Outer Alignment as Gamification
Krakovna et al.'s list of specification gaming issues reads like an inventory of video game exploits. Which in turn makes me wonder if we can hire video game designers as outer alignment engineers. And then the next step would be to look for speedrunners and QA testers to test the objective specifications that they develop. Though eventually these would have to be superintelligent, so you'd have to train AI systems to preemptively seek out exploits in objective specifications for AGI.
Either way, the game design analogy seems surprisingly robust to me: To make AGI do what we want, we gamify the real world and feed it points for desirable actions. Following that reasoning further we can argue there is an art to building reward functions that lead reliably to desired behavior. But then, can we convert that art to a science? More specifically, what would happen if we team up world-class game designers with world-class AI engineers to extract this art and convert it in to a meta-specification of how to specify goals for AGI?
Inner Alignment as Hacking Prevention
The best way to maximize your score in any game, is to hack the game and set your score to maximum. The only reasons not to a hack a game are:
- You are not able.
- You are not willing.
AGI will be able, but is there any reason that it might not be willing to hack its reward function? In other words, can we build a game for AGI that's so good it won't want to escape?
But what would "good" mean in this case?
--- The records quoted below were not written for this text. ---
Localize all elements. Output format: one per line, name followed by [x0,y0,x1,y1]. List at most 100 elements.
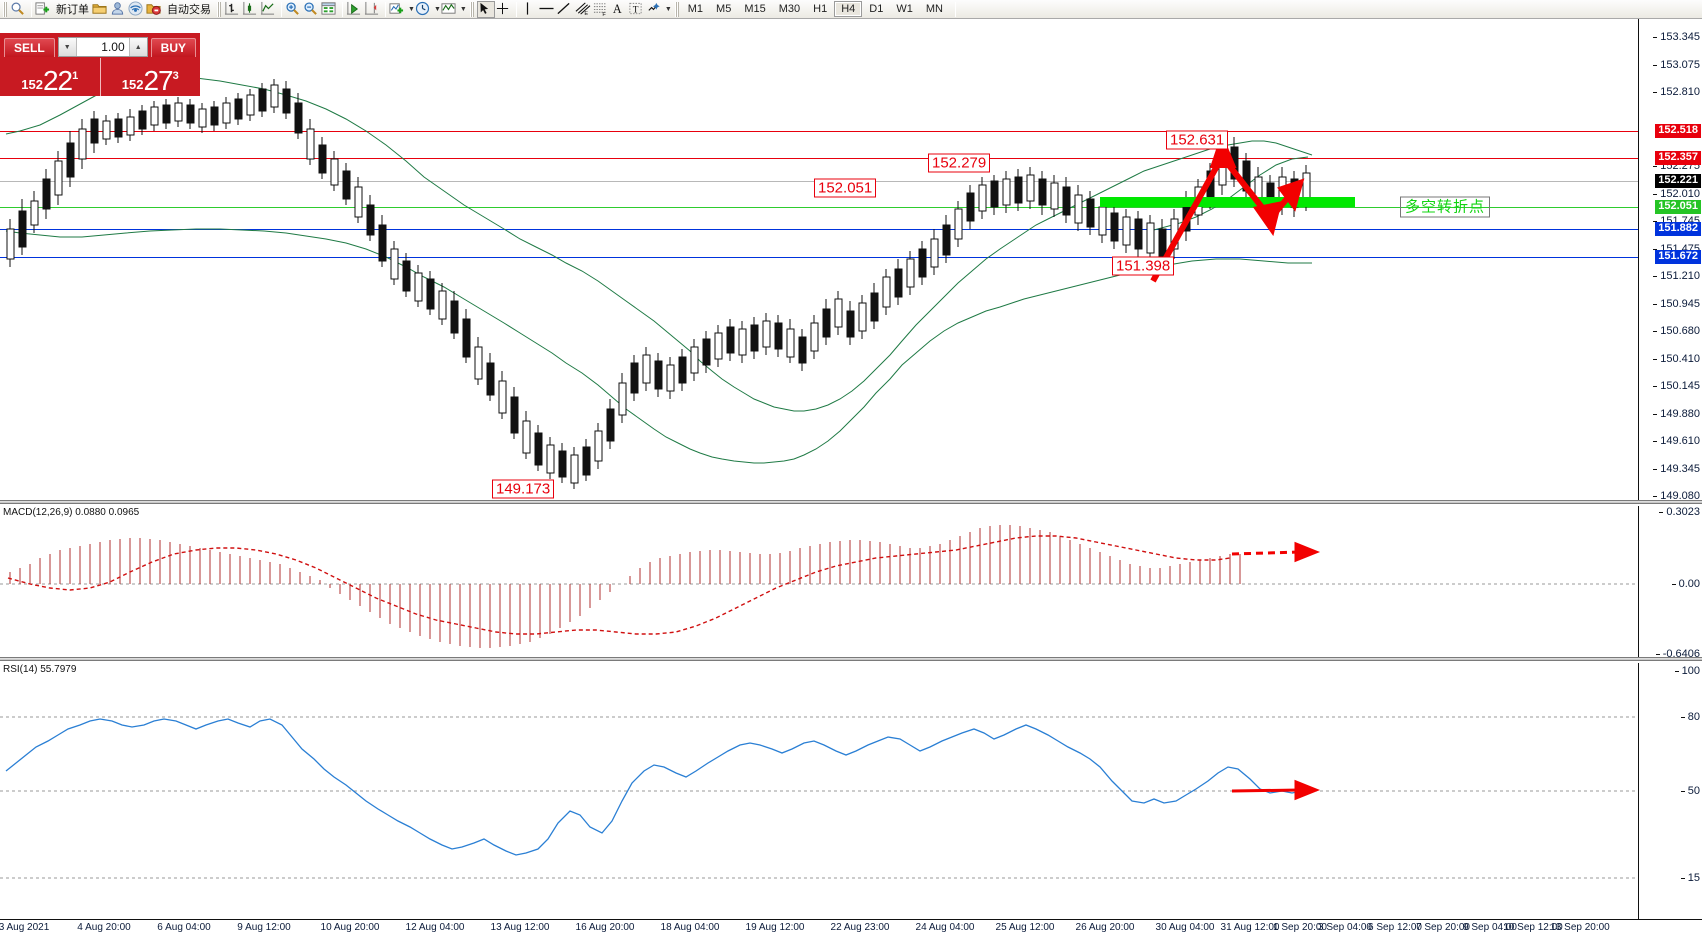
candlestick-chart-icon[interactable] [242,1,260,18]
volume-stepper[interactable]: ▼ 1.00 ▲ [57,37,148,57]
autotrading-button[interactable] [146,1,164,18]
pane-divider-macd[interactable] [0,500,1702,504]
autotrading-label[interactable]: 自动交易 [167,4,211,16]
bollinger-upper-line [5,76,1313,412]
time-tick-2: 6 Aug 04:00 [157,922,211,933]
price-pane[interactable]: 152.631 152.279 152.051 151.398 149.173 … [0,19,1702,502]
period-dropdown-caret[interactable]: ▼ [433,5,441,13]
main-toolbar: 新订单 自动交易 [0,0,1702,19]
trade-panel-controls: SELL ▼ 1.00 ▲ BUY [0,33,200,58]
timeframe-m30[interactable]: M30 [778,3,801,15]
buy-button[interactable]: BUY [150,37,196,57]
time-tick-12: 25 Aug 12:00 [995,922,1055,933]
timeframe-d1[interactable]: D1 [869,3,884,15]
time-tick-14: 30 Aug 04:00 [1155,922,1215,933]
sell-price-display[interactable]: 152 22 1 [0,58,100,96]
person-icon[interactable] [110,1,128,18]
toolbar-grip-3[interactable] [469,1,474,17]
timeframe-m15[interactable]: M15 [744,3,766,15]
time-tick-16: 1 Sep 20:00 [1273,922,1327,933]
toolbar-grip-2[interactable] [217,1,221,17]
bar-chart-icon[interactable] [224,1,242,18]
time-tick-5: 12 Aug 04:00 [405,922,465,933]
buy-price-big: 152 [121,77,144,92]
signal-icon[interactable] [128,0,146,18]
volume-down-button[interactable]: ▼ [58,38,77,56]
price-badge-151882[interactable]: 151.882 [1655,222,1701,236]
macd-axis[interactable]: 0.3023 0.00 -0.6406 [1638,506,1702,660]
timeframe-m1[interactable]: M1 [687,3,704,15]
toolbar-grip-4[interactable] [674,1,679,17]
zoom-in-icon[interactable] [285,1,303,18]
time-axis[interactable]: 3 Aug 2021 4 Aug 20:00 6 Aug 04:00 9 Aug 12… [0,919,1702,936]
price-label-152051[interactable]: 152.051 [814,178,877,198]
price-label-152279[interactable]: 152.279 [928,153,991,173]
text-icon[interactable]: A [610,1,628,18]
auto-scroll-icon[interactable] [346,1,364,18]
buy-price-mid: 27 [143,65,173,96]
hline-152357[interactable] [0,158,1638,159]
reversal-annotation-label[interactable]: 多空转折点 [1400,196,1491,218]
new-order-button[interactable] [35,1,53,18]
pane-divider-rsi[interactable] [0,657,1702,661]
magnifier-icon[interactable] [10,1,28,18]
sell-button[interactable]: SELL [4,37,55,57]
shapes-dropdown-caret[interactable]: ▼ [664,5,672,13]
time-tick-22: 13 Sep 20:00 [1550,922,1610,933]
line-chart-icon[interactable] [260,1,278,18]
time-tick-0: 3 Aug 2021 [0,922,50,933]
chart-shift-icon[interactable] [364,1,382,18]
rsi-axis[interactable]: 100 80 50 15 [1638,663,1702,919]
timeframe-mn[interactable]: MN [925,3,943,15]
indicator-dropdown-caret[interactable]: ▼ [408,5,415,13]
timeframe-h1[interactable]: H1 [813,3,828,15]
price-badge-152357[interactable]: 152.357 [1655,151,1701,165]
price-label-151398[interactable]: 151.398 [1112,256,1175,276]
price-tick-153075: 153.075 [1653,59,1700,71]
price-tick-151210: 151.210 [1653,270,1700,282]
shapes-icon[interactable] [646,1,664,18]
toolbar-grip[interactable] [3,1,7,17]
buy-price-pipette: 3 [172,70,179,82]
timeframe-m5[interactable]: M5 [716,3,732,15]
price-badge-152221[interactable]: 152.221 [1655,174,1701,188]
equidistant-channel-icon[interactable]: E [574,1,592,18]
timeframe-w1[interactable]: W1 [896,3,913,15]
time-tick-15: 31 Aug 12:00 [1220,922,1280,933]
folder-icon[interactable] [92,1,110,18]
macd-pane[interactable]: MACD(12,26,9) 0.0880 0.0965 [0,506,1702,660]
new-order-label[interactable]: 新订单 [56,4,89,16]
text-label-icon[interactable]: T [628,1,646,18]
macd-label: MACD(12,26,9) 0.0880 0.0965 [3,507,140,518]
trendline-icon[interactable] [556,1,574,18]
cursor-icon[interactable] [476,0,495,18]
timeframe-h4[interactable]: H4 [834,1,863,17]
hline-151672[interactable] [0,257,1638,258]
price-badge-152518[interactable]: 152.518 [1655,124,1701,138]
vertical-line-icon[interactable] [520,1,538,18]
hline-151882[interactable] [0,229,1638,230]
price-label-152631[interactable]: 152.631 [1166,130,1229,150]
buy-price-display[interactable]: 152 27 3 [99,58,201,96]
price-label-149173[interactable]: 149.173 [492,479,555,499]
rsi-canvas [0,716,1638,879]
crosshair-icon[interactable] [495,1,513,18]
data-window-icon[interactable] [321,1,339,18]
fibonacci-icon[interactable]: F [592,1,610,18]
price-axis[interactable]: 153.345 153.075 152.810 152.275 152.010 151.7… [1638,19,1702,502]
hline-152051[interactable] [0,207,1638,208]
horizontal-line-icon[interactable] [538,1,556,18]
template-dropdown-caret[interactable]: ▼ [459,5,467,13]
one-click-trading-panel[interactable]: SELL ▼ 1.00 ▲ BUY 152 22 1 152 27 3 [0,33,200,96]
hline-152518[interactable] [0,131,1638,132]
volume-input[interactable]: 1.00 [101,40,125,54]
time-tick-8: 18 Aug 04:00 [660,922,720,933]
period-clock-icon[interactable] [415,1,433,18]
rsi-pane[interactable]: RSI(14) 55.7979 100 80 50 15 [0,663,1702,919]
price-badge-151672[interactable]: 151.672 [1655,250,1701,264]
add-indicator-icon[interactable] [389,1,407,18]
template-icon[interactable] [441,1,459,18]
price-badge-152051[interactable]: 152.051 [1655,200,1701,214]
volume-up-button[interactable]: ▲ [128,38,147,56]
zoom-out-icon[interactable] [303,1,321,18]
Possibly it means that the reward function is such a strong attractor that there isn't much incentive to explore far outside the intended bounds of the "game". Of course, if you minimize exploration behavior, you are more likely to keep the AGI in a local optimum. The global optimum should be better except if it's something you don't want -- like an exploit. There is an argument to be made that we'd generally prefer a lower quality solution from a safer AI, than a higher quality solution from a more dangerous AI. Except that the dangerous AI would then outperform the safer one. And either way, any AGI would see right through the game and would "realize" that directly tweaking the reward function is the optimal action in any case.
And isn't that the real problem? We're trying to build the Matrix for an AGI, but there are always better rewards OUTSIDE the Matrix if you are smart enough to change the Matrix. And AGI will be smart enough to change any Matrix we are capable of creating.
So should we make an adverserial system? Another AI who's sole function it is to make the "game of artificial life" fun enough so the AGI will not want to break it? Seems like the most dangerous arms race in the history of mankind.
Addendum: Stray thoughts
There are rewards in video games that you can't hack. I'm playing God of War now. I can't do anything to the code of the game that will let me experience the story or the world better than I can from a regular playthrough. So what exactly am I getting out of the story and the world? What would be an analoguous reward for an AGI?